LaplacianFormer:Rethinking Linear Attention with Laplacian Kernel

arXiv cs.CV / 4/23/2026

📰 NewsDeveloper Stack & InfrastructureModels & Research

Key Points

  • The paper proposes LaplacianFormer, a Transformer variant that replaces softmax attention with a Laplacian kernel to better scale to high-resolution vision workloads that suffer from softmax’s quadratic complexity.
  • It argues that prior linear-attention methods using Gaussian-kernel approximations lack solid theoretical justification and can suppress mid-range token interactions.
  • To mitigate expressiveness loss from low-rank approximations, the method introduces a provably injective feature map that preserves fine-grained token information.
  • Efficient computation is achieved via a Nyström approximation of the kernel matrix and a Newton–Schulz iteration-based solver, avoiding expensive matrix inversion and SVD.
  • The authors report custom CUDA kernels for forward and backward passes and show on ImageNet that LaplacianFormer improves the performance–efficiency trade-off while enhancing attention expressiveness.

Abstract

The quadratic complexity of softmax attention presents a major obstacle for scaling Transformers to high-resolution vision tasks. Existing linear attention variants often replace the softmax with Gaussian kernels to reduce complexity, but such approximations lack theoretical grounding and tend to oversuppress mid-range token interactions. We propose LaplacianFormer, a Transformer variant that employs a Laplacian kernel as a principled alternative to softmax, motivated by empirical observations and theoretical analysis. To address expressiveness degradation under low-rank approximations, we introduce a provably injective feature map that retains fine-grained token information.
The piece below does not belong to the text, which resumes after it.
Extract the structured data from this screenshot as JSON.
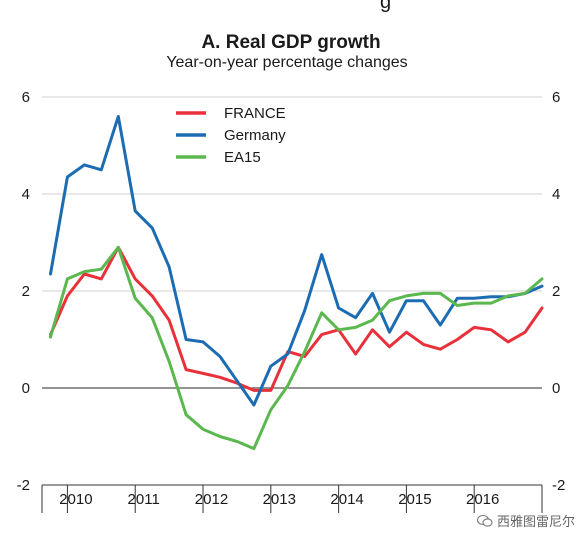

For efficient computation, we adopt a Nystr\"om approximation of the kernel matrix and solve the resulting system using Newton--Schulz iteration, avoiding costly matrix inversion and SVD. We further develop custom CUDA implementations for both the kernel and solver, enabling high-throughput forward and backward passes suitable for edge deployment. Experiments on ImageNet show that LaplacianFormer achieves strong performance-efficiency trade-offs while improving attention expressiveness.